In later years, the bhang Maahey spoke of came into play. It is, as some of you may know, a drink concocted from cannabis, and though slower-acting than smoking the blessed stuff, it's longer-lasting. A friend once, on a bhang high on Holi, spent some 12 hours on the edge of a rooftop, playing the dholak. He eventually came down only when the high wore off. His friends, who were with him at the time, were themselves so stoned that they saw nothing strange in his actions.

My most extreme bhang trip was one year when, with three other friends, managed to grab the family car (parents were too sleepy or merry to demur) and drove out of town couple of hundred kilometres to a place on the beach called Devka, where some other friends were hiding out from the Holi festivities ("this childish, barbaric nonsense. I want no part of it!"), and ambushed them with balloons and colour, causing high dudgeon and great consternation. Not depressed by the hail of abuse we. satisfied with our expedition, turned around and drove all the way home again.

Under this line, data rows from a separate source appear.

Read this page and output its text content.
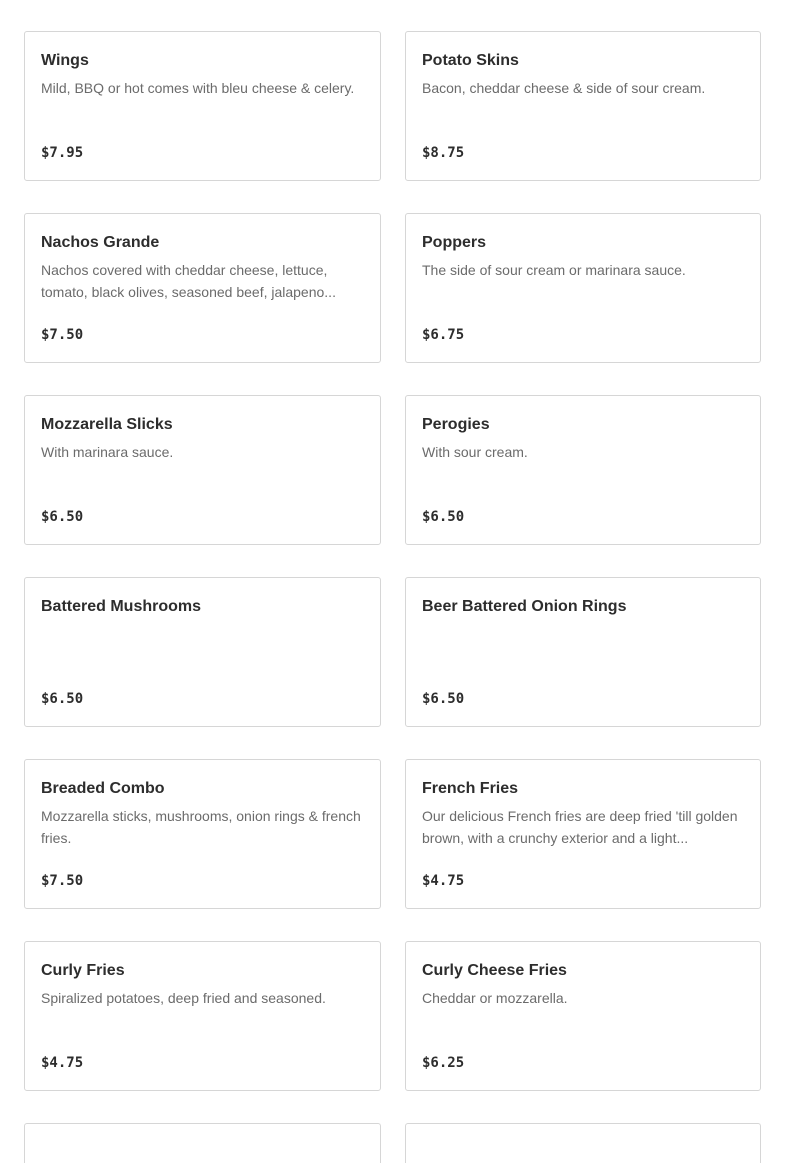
Wings
Mild, BBQ or hot comes with bleu cheese & celery.
$7.95
Potato Skins
Bacon, cheddar cheese & side of sour cream.
$8.75
Nachos Grande
Nachos covered with cheddar cheese, lettuce, tomato, black olives, seasoned beef, jalapeno...
$7.50
Poppers
The side of sour cream or marinara sauce.
$6.75
Mozzarella Slicks
With marinara sauce.
$6.50
Perogies
With sour cream.
$6.50
Battered Mushrooms
$6.50
Beer Battered Onion Rings
$6.50
Breaded Combo
Mozzarella sticks, mushrooms, onion rings & french fries.
$7.50
French Fries
Our delicious French fries are deep fried 'till golden brown, with a crunchy exterior and a light...
$4.75
Curly Fries
Spiralized potatoes, deep fried and seasoned.
$4.75
Curly Cheese Fries
Cheddar or mozzarella.
$6.25
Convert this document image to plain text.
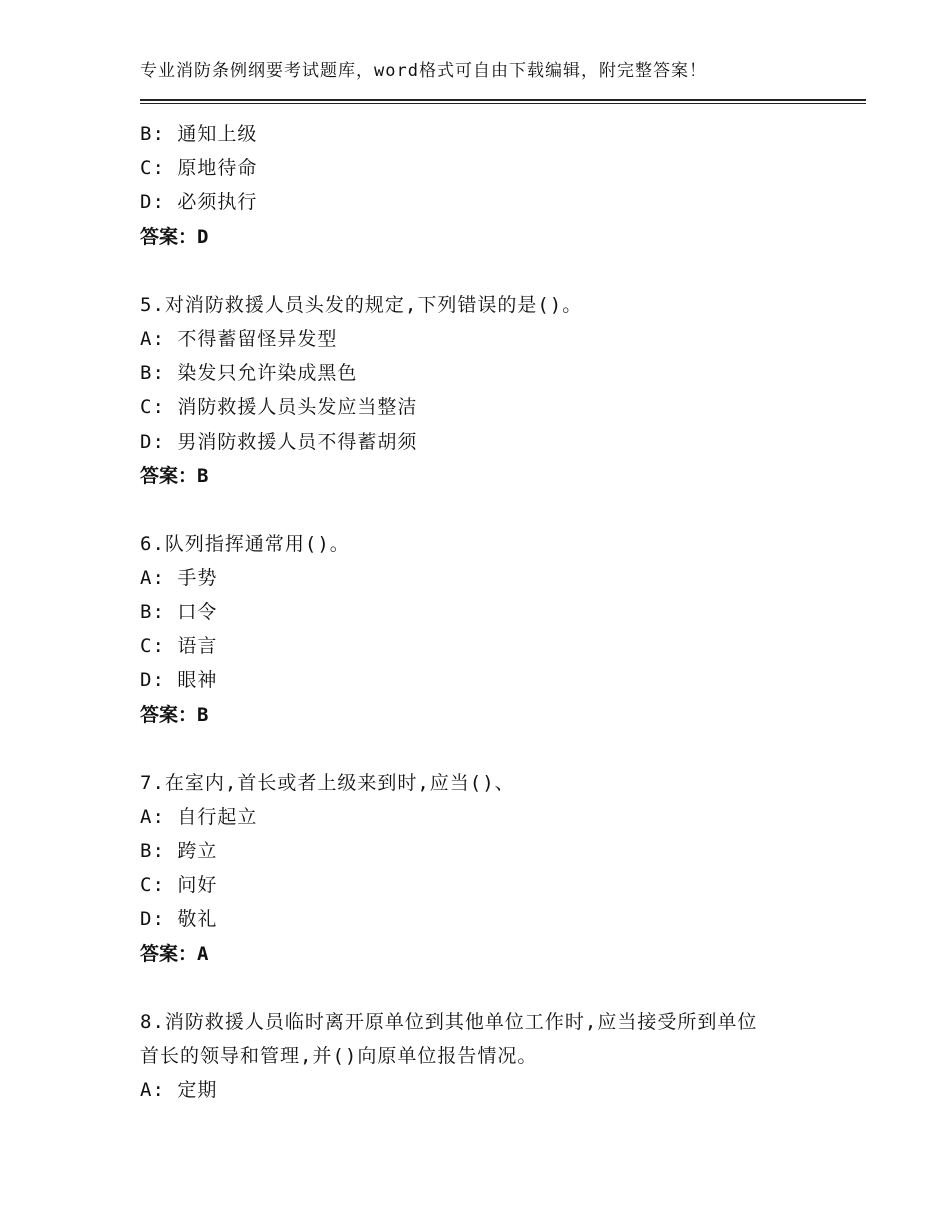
专业消防条例纲要考试题库，word格式可自由下载编辑，附完整答案！
B: 通知上级
C: 原地待命
D: 必须执行
答案：D
5.对消防救援人员头发的规定,下列错误的是()。
A: 不得蓄留怪异发型
B: 染发只允许染成黑色
C: 消防救援人员头发应当整洁
D: 男消防救援人员不得蓄胡须
答案：B
6.队列指挥通常用()。
A: 手势
B: 口令
C: 语言
D: 眼神
答案：B
7.在室内,首长或者上级来到时,应当()、
A: 自行起立
B: 跨立
C: 问好
D: 敬礼
答案：A
8.消防救援人员临时离开原单位到其他单位工作时,应当接受所到单位
首长的领导和管理,并()向原单位报告情况。
A: 定期
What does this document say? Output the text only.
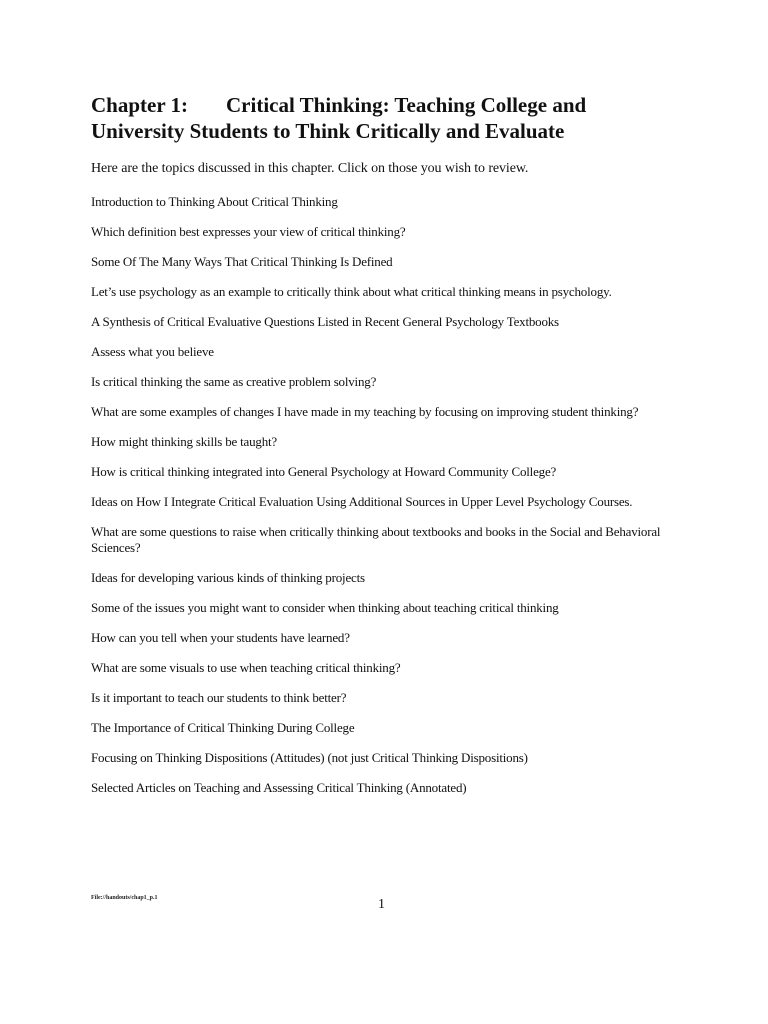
Chapter 1: Critical Thinking: Teaching College and
University Students to Think Critically and Evaluate

Here are the topics discussed in this chapter. Click on those you wish to review.

Introduction to Thinking About Critical Thinking
Which definition best expresses your view of critical thinking?
Some Of The Many Ways That Critical Thinking Is Defined
Let’s use psychology as an example to critically think about what critical thinking means in psychology.
A Synthesis of Critical Evaluative Questions Listed in Recent General Psychology Textbooks
Assess what you believe
Is critical thinking the same as creative problem solving?
What are some examples of changes I have made in my teaching by focusing on improving student thinking?
How might thinking skills be taught?
How is critical thinking integrated into General Psychology at Howard Community College?
Ideas on How I Integrate Critical Evaluation Using Additional Sources in Upper Level Psychology Courses.
What are some questions to raise when critically thinking about textbooks and books in the Social and Behavioral Sciences?
Ideas for developing various kinds of thinking projects
Some of the issues you might want to consider when thinking about teaching critical thinking
How can you tell when your students have learned?
What are some visuals to use when teaching critical thinking?
Is it important to teach our students to think better?
The Importance of Critical Thinking During College
Focusing on Thinking Dispositions (Attitudes) (not just Critical Thinking Dispositions)
Selected Articles on Teaching and Assessing Critical Thinking (Annotated)
File://handouts/chap1_p.1	1
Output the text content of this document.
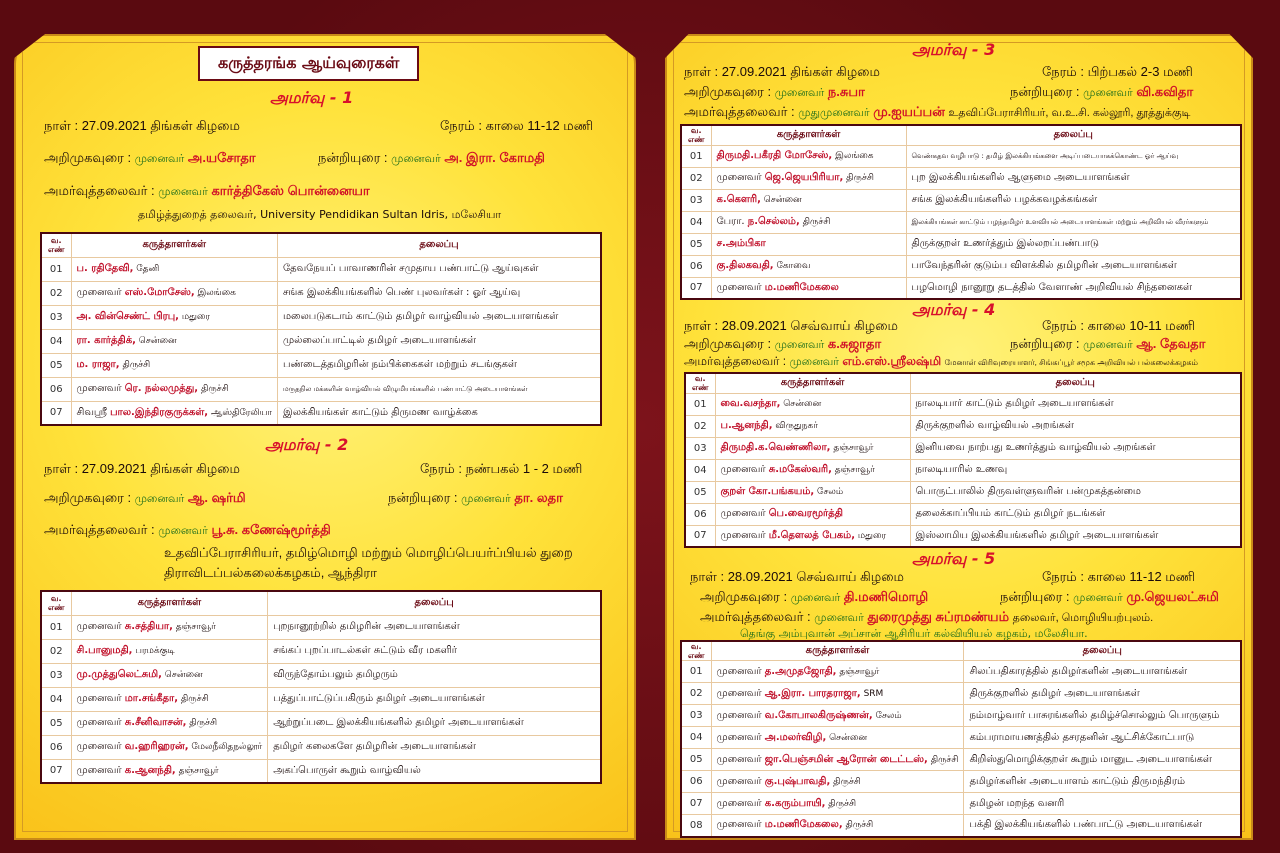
கருத்தரங்க ஆய்வுரைகள்
அமர்வு - 1
நாள் : 27.09.2021 திங்கள் கிழமை	நேரம் : காலை 11-12 மணி
அறிமுகவுரை : முனைவர் அ.யசோதா	நன்றியுரை : முனைவர் அ. இரா. கோமதி
அமர்வுத்தலைவர் : முனைவர் கார்த்திகேஸ் பொன்னையா
தமிழ்த்துறைத் தலைவர், University Pendidikan Sultan Idris, மலேசியா
வ. எண்	கருத்தாளர்கள்	தலைப்பு
01	ப. ரதிதேவி, தேனி	தேவநேயப் பாவாணரின் சமுதாய பண்பாட்டு ஆய்வுகள்
02	முனைவர் எஸ்.மோசேஸ், இலங்கை	சங்க இலக்கியங்களில் பெண் புலவர்கள் : ஓர் ஆய்வு
03	அ. வின்செண்ட் பிரபு, மதுரை	மலைபடுகடாம் காட்டும் தமிழர் வாழ்வியல் அடையாளங்கள்
04	ரா. கார்த்திக், சென்னை	முல்லைப்பாட்டில் தமிழர் அடையாளங்கள்
05	ம. ராஜா, திருச்சி	பண்டைத்தமிழரின் நம்பிக்கைகள் மற்றும் சடங்குகள்
06	முனைவர் ரெ. நல்லமுத்து, திருச்சி	மருதநில மக்களின் வாழ்வியல் விழுமியங்களில் பண்பாட்டு அடையாளங்கள்
07	சிவஸ்ரீ பால.இந்திரகுருக்கள், ஆஸ்திரேலியா	இலக்கியங்கள் காட்டும் திருமண வாழ்க்கை
அமர்வு - 2
நாள் : 27.09.2021 திங்கள் கிழமை	நேரம் : நண்பகல் 1 - 2 மணி
அறிமுகவுரை : முனைவர் ஆ. ஷர்மி	நன்றியுரை : முனைவர் தா. லதா
அமர்வுத்தலைவர் : முனைவர் பூ.சு. கணேஷ்மூர்த்தி
உதவிப்பேராசிரியர், தமிழ்மொழி மற்றும் மொழிப்பெயர்ப்பியல் துறை
திராவிடப்பல்கலைக்கழகம், ஆந்திரா
வ. எண்	கருத்தாளர்கள்	தலைப்பு
01	முனைவர் சு.சத்தியா, தஞ்சாவூர்	புறநானூற்றில் தமிழரின் அடையாளங்கள்
02	சி.பானுமதி, பரமக்குடி	சங்கப் புறப்பாடல்கள் சுட்டும் வீர மகளிர்
03	மு.முத்துலெட்சுமி, சென்னை	விருந்தோம்பலும் தமிழரும்
04	முனைவர் மா.சங்கீதா, திருச்சி	பத்துப்பாட்டுப்பகிரும் தமிழர் அடையாளங்கள்
05	முனைவர் சு.சீனிவாசன், திருச்சி	ஆற்றுப்படை இலக்கியங்களில் தமிழர் அடையாளங்கள்
06	முனைவர் வ.ஹரிஹரன், மேலநீலிதநல்லூர்	தமிழர் கலைகளே தமிழரின் அடையாளங்கள்
07	முனைவர் க.ஆனந்தி, தஞ்சாவூர்	அகப்பொருள் கூறும் வாழ்வியல்
அமர்வு - 3
நாள் : 27.09.2021 திங்கள் கிழமை	நேரம் : பிற்பகல் 2-3 மணி
அறிமுகவுரை : முனைவர் ந.சுபா	நன்றியுரை : முனைவர் வி.கவிதா
அமர்வுத்தலைவர் : முதுமுனைவர் மு.ஐயப்பன் உதவிப்பேராசிரியர், வ.உ.சி. கல்லூரி, தூத்துக்குடி
வ. எண்	கருத்தாளர்கள்	தலைப்பு
01	திருமதி.பகீரதி மோசேஸ், இலங்கை	வெண்கதவ வழிபாடு : தமிழ் இலக்கியங்களை அடிப்படையாகக்கொண்ட ஓர் ஆய்வு
02	முனைவர் ஜெ.ஜெயபிரியா, திருச்சி	புற இலக்கியங்களில் ஆளுமை அடையாளங்கள்
03	க.கௌரி, சென்னை	சங்க இலக்கியங்களில் பழக்கவழக்கங்கள்
04	பேரா. ந.செல்லம், திருச்சி	இலக்கியங்கள் காட்டும் பழந்தமிழர் உளவியல் அடையாளங்கள் மற்றும் அறிவியல் வீரர்களும்
05	ச.அம்பிகா	திருக்குறள் உணர்த்தும் இல்லறப்பண்பாடு
06	கு.திலகவதி, கோவை	பாவேந்தரின் குடும்ப விளக்கில் தமிழரின் அடையாளங்கள்
07	முனைவர் ம.மணிமேகலை	பழமொழி நானூறு தடத்தில் வேளாண் அறிவியல் சிந்தனைகள்
அமர்வு - 4
நாள் : 28.09.2021 செவ்வாய் கிழமை	நேரம் : காலை 10-11 மணி
அறிமுகவுரை : முனைவர் க.சுஜாதா	நன்றியுரை : முனைவர் ஆ. தேவதா
அமர்வுத்தலைவர் : முனைவர் எம்.எஸ்.ஸ்ரீலஷ்மி மேனாள் விரிவுரையாளர், சிங்கப்பூர் சமூக அறிவியல் பல்கலைக்கழகம்
வ. எண்	கருத்தாளர்கள்	தலைப்பு
01	வை.வசந்தா, சென்னை	நாலடியார் காட்டும் தமிழர் அடையாளங்கள்
02	ப.ஆனந்தி, விருதுநகர்	திருக்குறளில் வாழ்வியல் அறங்கள்
03	திருமதி.க.வெண்ணிலா, தஞ்சாவூர்	இனியவை நாற்பது உணர்த்தும் வாழ்வியல் அறங்கள்
04	முனைவர் சு.மகேஸ்வரி, தஞ்சாவூர்	நாலடியாரில் உணவு
05	குறள் கோ.பங்கயம், சேலம்	பொருட்பாலில் திருவள்ளுவரின் பன்முகத்தன்மை
06	முனைவர் பெ.வைரமூர்த்தி	தலைக்காப்பியம் காட்டும் தமிழர் நடங்கள்
07	முனைவர் மீ.தௌலத் பேகம், மதுரை	இஸ்லாமிய இலக்கியங்களில் தமிழர் அடையாளங்கள்
அமர்வு - 5
நாள் : 28.09.2021 செவ்வாய் கிழமை	நேரம் : காலை 11-12 மணி
அறிமுகவுரை : முனைவர் தி.மணிமொழி	நன்றியுரை : முனைவர் மு.ஜெயலட்சுமி
அமர்வுத்தலைவர் : முனைவர் துரைமுத்து சுப்ரமண்யம் தலைவர், மொழியியற்புலம்.
தெங்கு அம்புவான் அப்சான் ஆசிரியர் கல்வியியல் கழகம், மலேசியா.
வ. எண்	கருத்தாளர்கள்	தலைப்பு
01	முனைவர் த.அமுதஜோதி, தஞ்சாவூர்	சிலப்பதிகாரத்தில் தமிழர்களின் அடையாளங்கள்
02	முனைவர் ஆ.இரா. பாரதராஜா, SRM	திருக்குறளில் தமிழர் அடையாளங்கள்
03	முனைவர் வ.கோபாலகிருஷ்ணன், சேலம்	நம்மாழ்வார் பாசுரங்களில் தமிழ்ச்சொல்லும் பொருளும்
04	முனைவர் அ.மலர்விழி, சென்னை	கம்பராமாயணத்தில் தசரதனின் ஆட்சிக்கோட்பாடு
05	முனைவர் ஜா.பெஞ்சமின் ஆரோன் டைட்டஸ், திருச்சி	கிறிஸ்துமொழிக்குறள் கூறும் மானுட அடையாளங்கள்
06	முனைவர் கு.புஷ்பாவதி, திருச்சி	தமிழர்களின் அடையாளம் காட்டும் திருமந்திரம்
07	முனைவர் க.கரும்பாயி, திருச்சி	தமிழன் மறந்த வனரி
08	முனைவர் ம.மணிமேகலை, திருச்சி	பக்தி இலக்கியங்களில் பண்பாட்டு அடையாளங்கள்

The thing about bhang (as is the thing with Holi) is that it is akin to the 'fool's day' or 'twelfth night' idea - where inhibitions are supposed to be abandoned. So bhang is drunk pretty much by all, and even though cannabis consumption is supposedly illegal, no policemen are going to say a thing about anyone drinking bhang on Holi.

The festival has its darker side, of course, with numerous (innumerable?) accounts of sexual harrassment and rape emerging every year after its passing. Pity - but the repressed young men persumably lose much sense of right and wrong at a time like this and mistake freedom for licence.

For what it's worth, the story I was told about Holi was that it was a celebration to mark the killing of Prahlad's father, Hiranykashyapa, by Narasimha, the 4th avatar of Vishnu.